E.S. : Le problème, c’est que les derniers résultats fiables remontent à 2011 et, depuis lors, beaucoup de choses se sont passées. Les élections locales seront un véritable baromètre pour mesurer à la fois le niveau de préparation de la CENI, mais aussi le degré de fiabilité et la transparence des résultats, ce qui permettra d’analyser l’évolution des forces politiques. A condition que les élections locales soient libres et transparentes et que les résultats soient connus à temps, c’est-à-dire avant l’organisation du premier tour de l’élection présidentielle.
Mondafrique : Dans un pays où la moitié de la population a moins de 15 ans, l’électorat se renouvelle énormément. Que dites-vous sur l’enjeu de la participation des femmes et des jeunes ?

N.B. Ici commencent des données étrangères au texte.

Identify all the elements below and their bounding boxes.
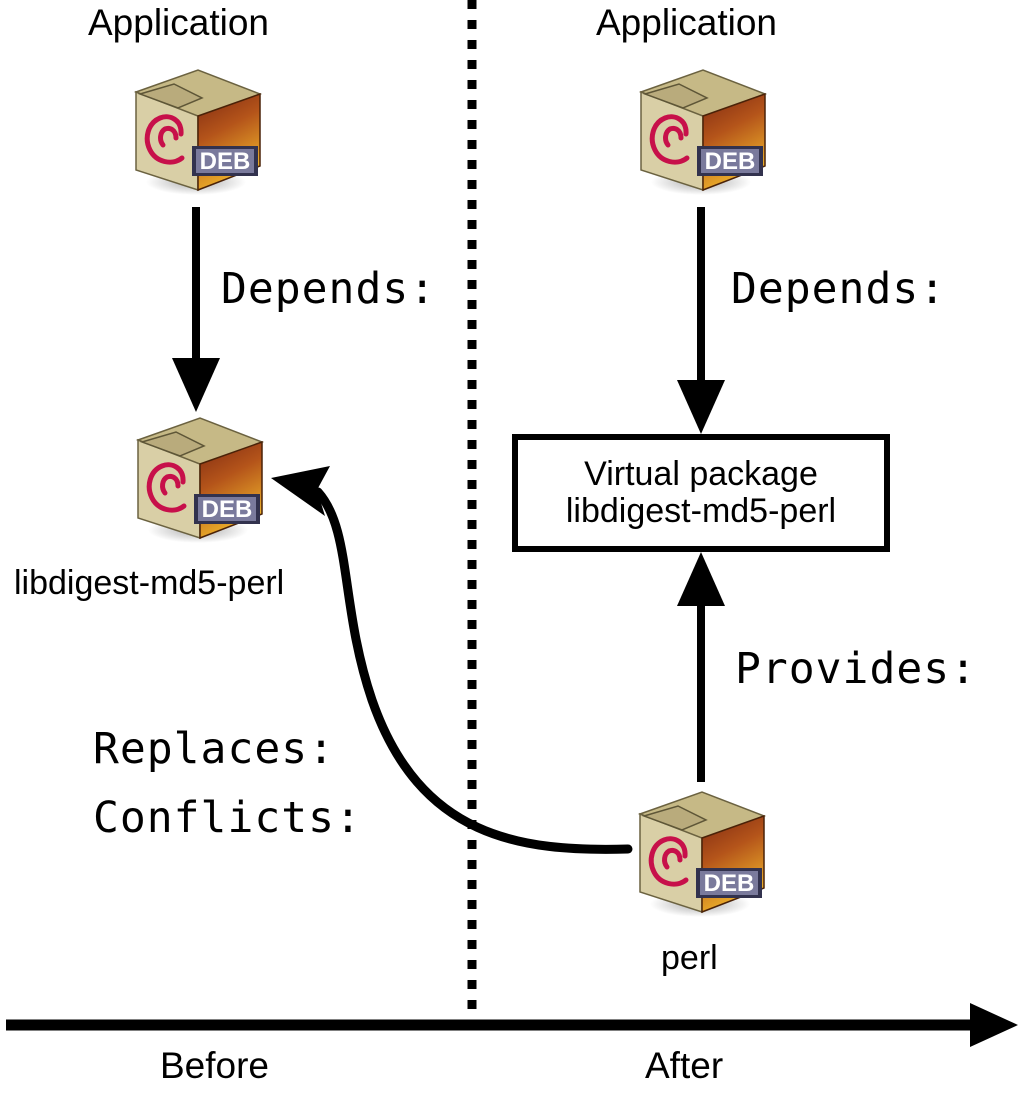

E.S. : Les femmes et les jeunes constituent la majorité de la population nigérienne et ils pèsent d’un poids démographique important dans le fichier électoral de 2020-2021. Et cela, beaucoup de partis politiques l’ont compris. On voit qu’ils essayent d’associer davantage les jeunes et les femmes dans la mobilisation. Cela pourrait aider à réduire le taux d’abstention qui caractérise le processus électoral du Niger, dans la mesure où les femmes et les jeunes font partie des couches de la société qui s’abstiennent le plus. Sur les 19 scrutins dont les résultats avaient été acceptés par tous les partis ayant pris part à la compétition, trois seulement -les référendums de 1992 et 2010 et le premier tour de la présidentielle de 2011- ont connu un taux de participation supérieur à 50%. En outre, une participation massive des femmes et des jeunes, aussi bien dans le processus de mobilisation que dans les opérations électorales, pourrait leur permettre de faire entendre leur voix mais aussi d’être mieux représentés dans les structures décisionnelles du pays. C’est l’un des enjeux des scrutins en préparation.